Seasons by the Sea: Fake It Till You Bake It

My long and arduous experiment into vegan pie dough was educational
The results of Food52’s recipe for coconut oil crust Laura Donnelly

    Without a doubt, trying to make a truly delicious vegan dessert is a challenge. Trying to make a flaky, delicious vegan pie crust even more so.

    Some recipes for vegan desserts are better left ignored, or improved upon, or at least challenged. Ignored because some things just don’t taste very good with alterations. Improved upon because some recipes show promise but are sloppy. And some should be challenged because there really is no substitute for whipped cream or meringue or many other things, taste and texture-wise.

    You can make a vegan version of whipped cream but it is time-consuming (it takes three stages of whipping, temperature monitoring in and out of freezer, and will cost ya!) and is just as sugary and fatty as a dairy version.
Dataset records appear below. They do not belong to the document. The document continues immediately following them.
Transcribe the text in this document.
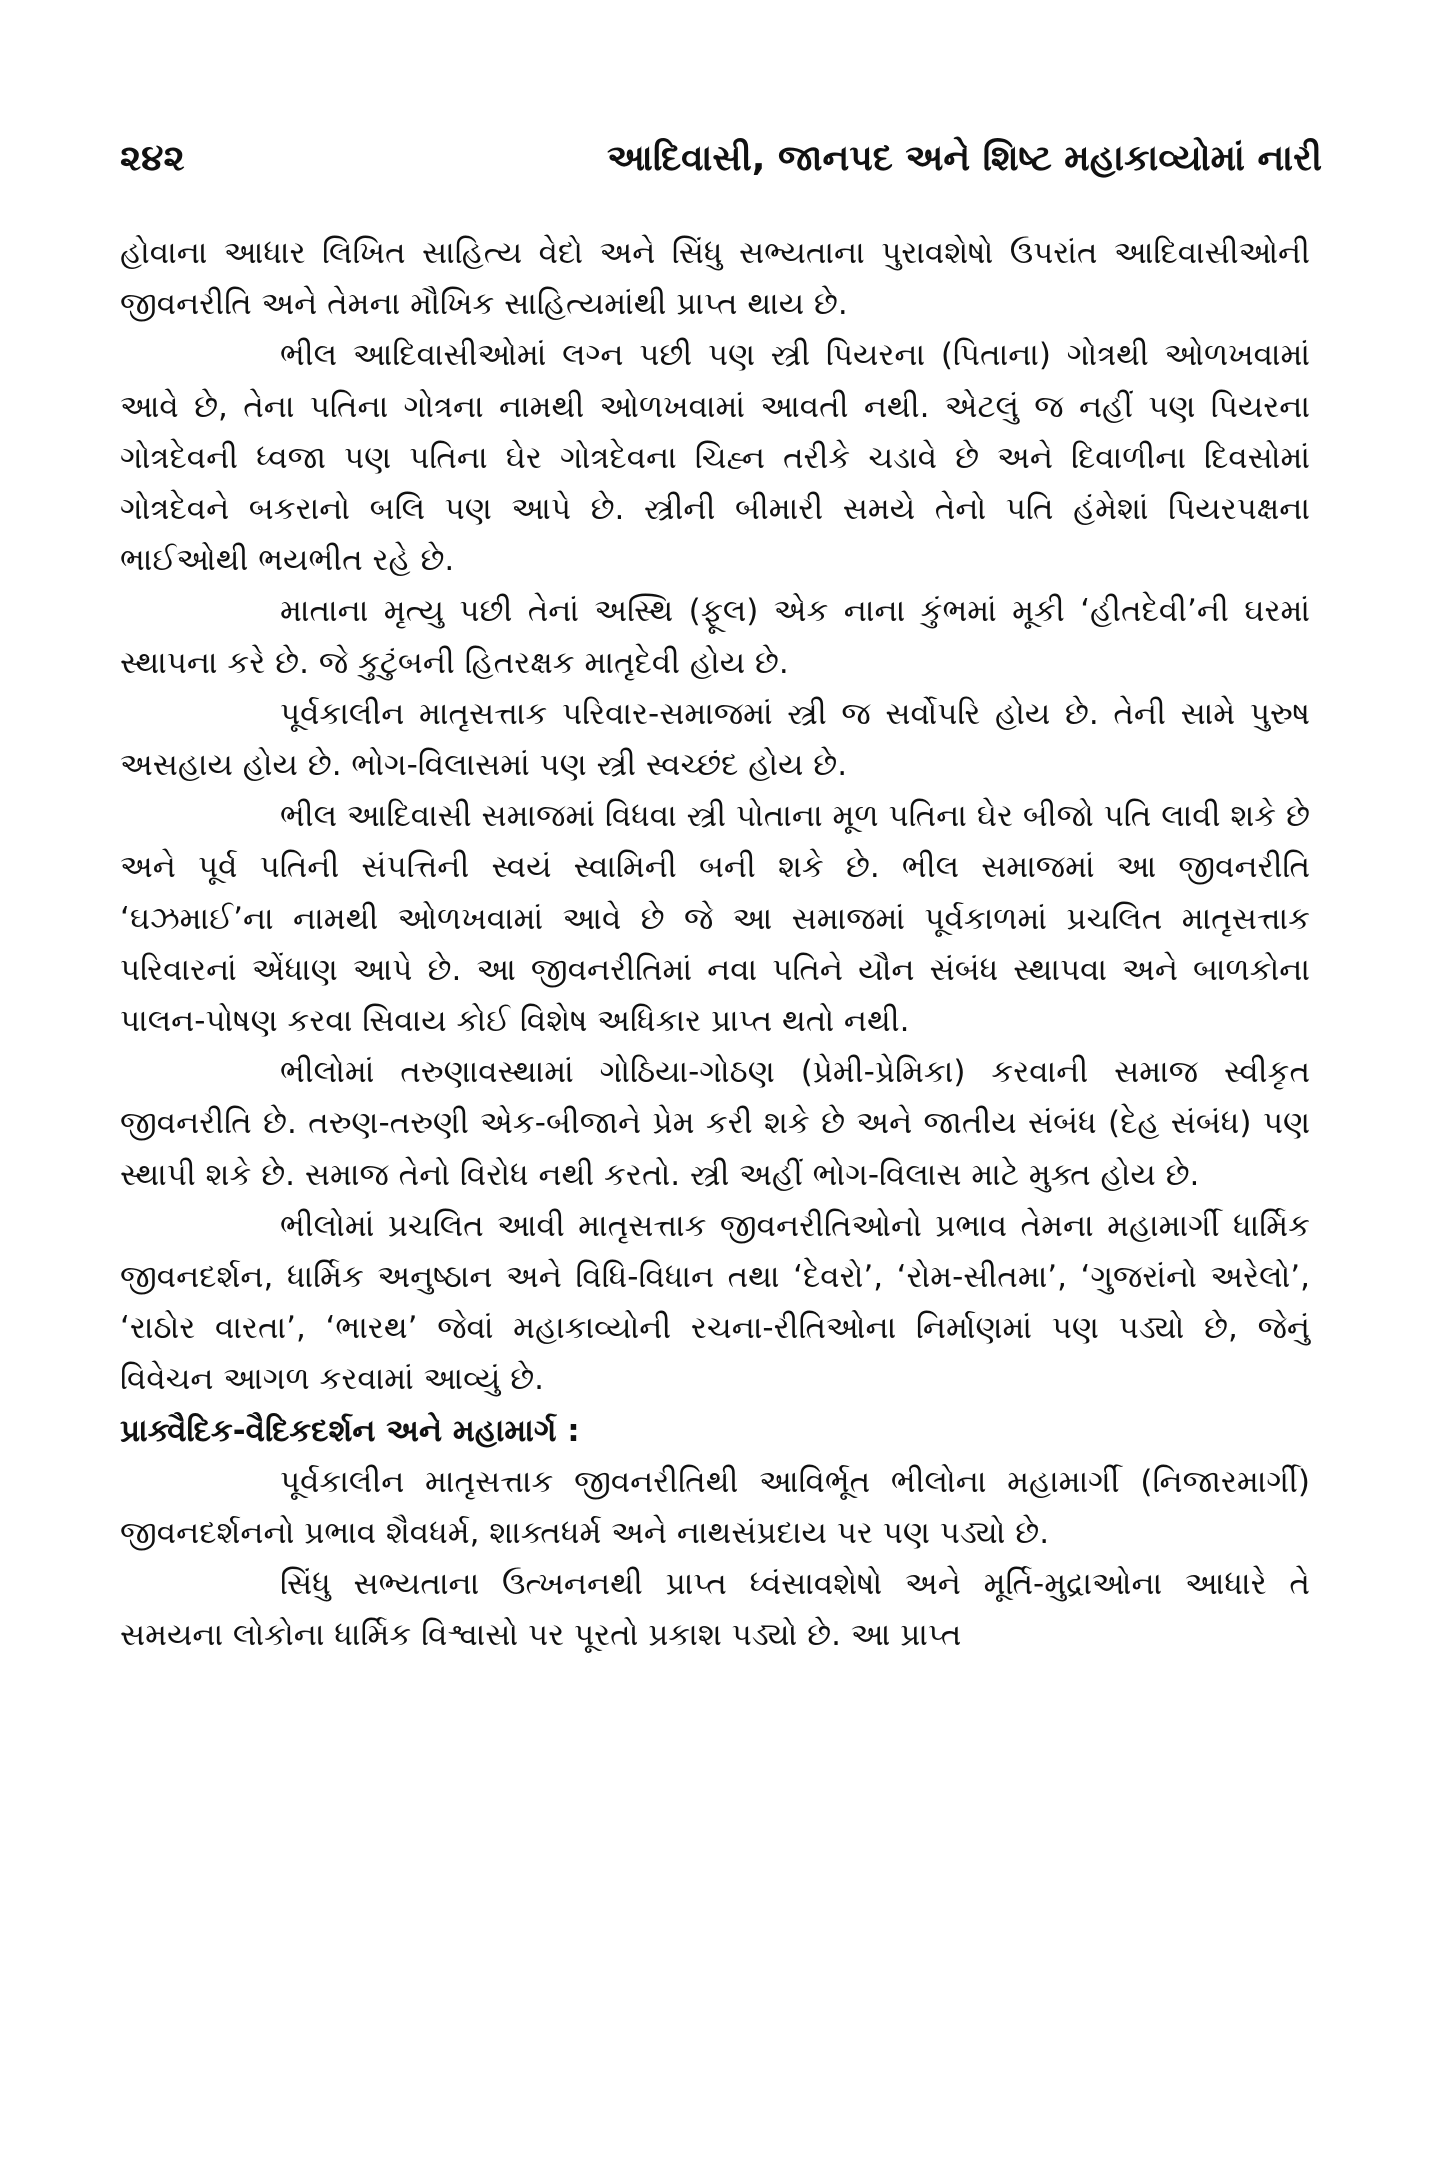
૨૪૨	આદિવાસી, જાનપદ અને શિષ્ટ મહાકાવ્યોમાં નારી

હોવાના આધાર લિખિત સાહિત્ય વેદો અને સિંધુ સભ્યતાના પુરાવશેષો ઉપરાંત આદિવાસીઓની જીવનરીતિ અને તેમના મૌખિક સાહિત્યમાંથી પ્રાપ્ત થાય છે.

ભીલ આદિવાસીઓમાં લગ્ન પછી પણ સ્ત્રી પિયરના (પિતાના) ગોત્રથી ઓળખવામાં આવે છે, તેના પતિના ગોત્રના નામથી ઓળખવામાં આવતી નથી. એટલું જ નહીં પણ પિયરના ગોત્રદેવની ધ્વજા પણ પતિના ઘેર ગોત્રદેવના ચિહ્ન તરીકે ચડાવે છે અને દિવાળીના દિવસોમાં ગોત્રદેવને બકરાનો બલિ પણ આપે છે. સ્ત્રીની બીમારી સમયે તેનો પતિ હંમેશાં પિયરપક્ષના ભાઈઓથી ભયભીત રહે છે.

માતાના મૃત્યુ પછી તેનાં અસ્થિ (ફૂલ) એક નાના કુંભમાં મૂકી ‘હીતદેવી’ની ઘરમાં સ્થાપના કરે છે. જે કુટુંબની હિતરક્ષક માતૃદેવી હોય છે.

પૂર્વકાલીન માતૃસત્તાક પરિવાર-સમાજમાં સ્ત્રી જ સર્વોપરિ હોય છે. તેની સામે પુરુષ અસહાય હોય છે. ભોગ-વિલાસમાં પણ સ્ત્રી સ્વચ્છંદ હોય છે.

ભીલ આદિવાસી સમાજમાં વિધવા સ્ત્રી પોતાના મૂળ પતિના ઘેર બીજો પતિ લાવી શકે છે અને પૂર્વ પતિની સંપત્તિની સ્વયં સ્વામિની બની શકે છે. ભીલ સમાજમાં આ જીવનરીતિ ‘ઘઝમાઈ’ના નામથી ઓળખવામાં આવે છે જે આ સમાજમાં પૂર્વકાળમાં પ્રચલિત માતૃસત્તાક પરિવારનાં એંધાણ આપે છે. આ જીવનરીતિમાં નવા પતિને યૌન સંબંધ સ્થાપવા અને બાળકોના પાલન-પોષણ કરવા સિવાય કોઈ વિશેષ અધિકાર પ્રાપ્ત થતો નથી.

ભીલોમાં તરુણાવસ્થામાં ગોઠિયા-ગોઠણ (પ્રેમી-પ્રેમિકા) કરવાની સમાજ સ્વીકૃત જીવનરીતિ છે. તરુણ-તરુણી એક-બીજાને પ્રેમ કરી શકે છે અને જાતીય સંબંધ (દેહ સંબંધ) પણ સ્થાપી શકે છે. સમાજ તેનો વિરોધ નથી કરતો. સ્ત્રી અહીં ભોગ-વિલાસ માટે મુક્ત હોય છે.

ભીલોમાં પ્રચલિત આવી માતૃસત્તાક જીવનરીતિઓનો પ્રભાવ તેમના મહામાર્ગી ધાર્મિક જીવનદર્શન, ધાર્મિક અનુષ્ઠાન અને વિધિ-વિધાન તથા ‘દેવરો’, ‘રોમ-સીતમા’, ‘ગુજરાંનો અરેલો’, ‘રાઠોર વારતા’, ‘ભારથ’ જેવાં મહાકાવ્યોની રચના-રીતિઓના નિર્માણમાં પણ પડ્યો છે, જેનું વિવેચન આગળ કરવામાં આવ્યું છે.

પ્રાક્વૈદિક-વૈદિકદર્શન અને મહામાર્ગ :

પૂર્વકાલીન માતૃસત્તાક જીવનરીતિથી આવિર્ભૂત ભીલોના મહામાર્ગી (નિજારમાર્ગી) જીવનદર્શનનો પ્રભાવ શૈવધર્મ, શાક્તધર્મ અને નાથસંપ્રદાય પર પણ પડ્યો છે.

સિંધુ સભ્યતાના ઉત્ખનનથી પ્રાપ્ત ધ્વંસાવશેષો અને મૂર્તિ-મુદ્રાઓના આધારે તે સમયના લોકોના ધાર્મિક વિશ્વાસો પર પૂરતો પ્રકાશ પડ્યો છે. આ પ્રાપ્ત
    My theory about fake bacon, mock meat, faux cream, etcetera is just don’t bother. These things simply don’t taste good and they certainly don’t taste like what they are engineered to mimic.
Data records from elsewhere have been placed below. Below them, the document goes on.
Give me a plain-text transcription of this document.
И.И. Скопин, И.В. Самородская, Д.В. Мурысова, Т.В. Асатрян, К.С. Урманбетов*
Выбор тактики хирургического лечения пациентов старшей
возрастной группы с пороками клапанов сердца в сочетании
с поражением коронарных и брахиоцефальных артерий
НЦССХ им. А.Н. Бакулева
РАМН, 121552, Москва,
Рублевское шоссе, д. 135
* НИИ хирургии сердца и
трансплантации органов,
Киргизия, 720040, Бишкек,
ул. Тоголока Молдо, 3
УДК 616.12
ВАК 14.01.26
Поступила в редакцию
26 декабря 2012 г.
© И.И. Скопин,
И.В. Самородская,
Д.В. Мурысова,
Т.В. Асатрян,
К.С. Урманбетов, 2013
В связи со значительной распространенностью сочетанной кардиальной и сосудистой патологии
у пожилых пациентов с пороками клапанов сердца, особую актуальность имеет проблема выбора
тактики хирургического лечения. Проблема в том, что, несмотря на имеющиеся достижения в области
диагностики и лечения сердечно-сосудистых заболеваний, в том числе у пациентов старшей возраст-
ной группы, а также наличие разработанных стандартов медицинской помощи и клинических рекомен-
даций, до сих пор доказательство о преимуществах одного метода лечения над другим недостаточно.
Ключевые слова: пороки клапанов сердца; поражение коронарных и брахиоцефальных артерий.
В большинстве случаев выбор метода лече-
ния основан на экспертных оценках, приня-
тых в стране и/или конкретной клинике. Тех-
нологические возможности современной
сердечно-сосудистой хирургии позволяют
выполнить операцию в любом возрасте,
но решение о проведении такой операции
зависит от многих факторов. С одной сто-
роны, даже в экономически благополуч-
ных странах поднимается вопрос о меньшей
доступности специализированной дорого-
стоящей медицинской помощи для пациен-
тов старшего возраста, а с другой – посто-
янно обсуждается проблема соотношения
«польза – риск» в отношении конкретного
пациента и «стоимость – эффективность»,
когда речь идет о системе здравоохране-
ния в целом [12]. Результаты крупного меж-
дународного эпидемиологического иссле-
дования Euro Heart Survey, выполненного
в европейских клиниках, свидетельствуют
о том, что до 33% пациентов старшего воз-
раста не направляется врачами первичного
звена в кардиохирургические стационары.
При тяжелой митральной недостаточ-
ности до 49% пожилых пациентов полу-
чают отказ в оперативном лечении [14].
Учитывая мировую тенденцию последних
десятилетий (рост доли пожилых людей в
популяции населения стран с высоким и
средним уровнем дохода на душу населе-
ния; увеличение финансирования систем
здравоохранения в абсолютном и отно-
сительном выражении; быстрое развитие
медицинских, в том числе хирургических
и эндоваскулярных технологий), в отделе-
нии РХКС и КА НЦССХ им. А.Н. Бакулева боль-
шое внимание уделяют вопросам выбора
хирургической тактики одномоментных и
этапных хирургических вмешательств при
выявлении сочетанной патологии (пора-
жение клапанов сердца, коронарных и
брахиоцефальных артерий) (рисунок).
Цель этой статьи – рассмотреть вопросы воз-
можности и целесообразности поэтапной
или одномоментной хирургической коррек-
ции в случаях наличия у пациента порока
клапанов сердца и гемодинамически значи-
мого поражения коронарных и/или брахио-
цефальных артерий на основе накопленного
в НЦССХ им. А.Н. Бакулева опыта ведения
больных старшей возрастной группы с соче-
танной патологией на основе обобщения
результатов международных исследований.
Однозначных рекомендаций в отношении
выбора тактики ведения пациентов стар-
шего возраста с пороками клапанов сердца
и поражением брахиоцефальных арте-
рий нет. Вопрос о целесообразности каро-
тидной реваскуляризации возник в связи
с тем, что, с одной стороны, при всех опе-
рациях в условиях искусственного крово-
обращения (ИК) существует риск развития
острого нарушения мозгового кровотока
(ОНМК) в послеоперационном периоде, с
    My long and arduous experiment into vegan pie dough was educational. After a good deal of research I settled on two recipes, one from Food 52, an awesome and reliable website, and one from About.com. Another website, Post Punk Kitchen, was fun to read but sure had a lot of curse words and opinions about ex-boyfriends and stuff.

    The Food 52 recipe called for coconut oil. The flaky vegan piecrust from About.com called for margarine. I also made some of my own favorite pie dough for comparison.

    Having never worked with coconut oil or margarine, I made mistakes with both. I chilled the coconut oil, which made it flaky and chunky, too hard to measure until I let it come back to room temperature. With margarine, I made the really stupid mistake of buying tub margarine instead of stick. This has more water. The first batch of dough was very soft as a result. I went back to the drawing board and repeated the recipe with stick margarine.

    As a professional pastry chef, I had great confidence in my ability to make the doughs properly, not overwork them, measure meticulously, and roll at the correct temperature without too much flour. I made all of them in a food processor, a quick and reliable method. The Food 52 dough came together nicely and rolled out well once chilled. It did, however, have a few solid chunks of coconut oil that reminded me of candle wax. The About.com recipe also came together nicely and rolled out into a disc cooperatively, but then completely fell apart when moved.

    For taste tests, I made each dough into cookies and apple turnovers. Although it looked like a holy mess, the margarine dough tasted okay and had a short texture. The Food 52 recipe was sturdy, very sturdy. My own recipe, with butter and a bit of shortening, was divine and flaky.

    After testing and tasting and tasting and testing, I began to wonder, how does one cleanse the palate between piecrusts? Fat is fat and flour is flour and regardless of what kind you use, your tongue is going to start feeling coated with spackle after a while.

    I also began to question some of the vegan websites I came across in my research. There are few vegan dessert cookbooks in the mainstream so these resources are all I had to go on. One recipe for vegan chocolate cake suggested chocolate chips for the frosting. Not vegan chocolate chips, just chocolate chips, which contain milk.

    The vegan website Ohsheglows does point out that the most popular desserts are anything no-bake, quick and easy, and chocolate, chocolate, chocolate. So perhaps this is the way to go. I am not going to include the recipes I tried; they are not worth it. If you think you have a good vegan piecrust recipe, don’t send it to me, make it for me. In the meantime, my vegan friends will have to be content with frozen banana “ice cream” with caramelized nut topping. That doesn’t sound so bad, does it?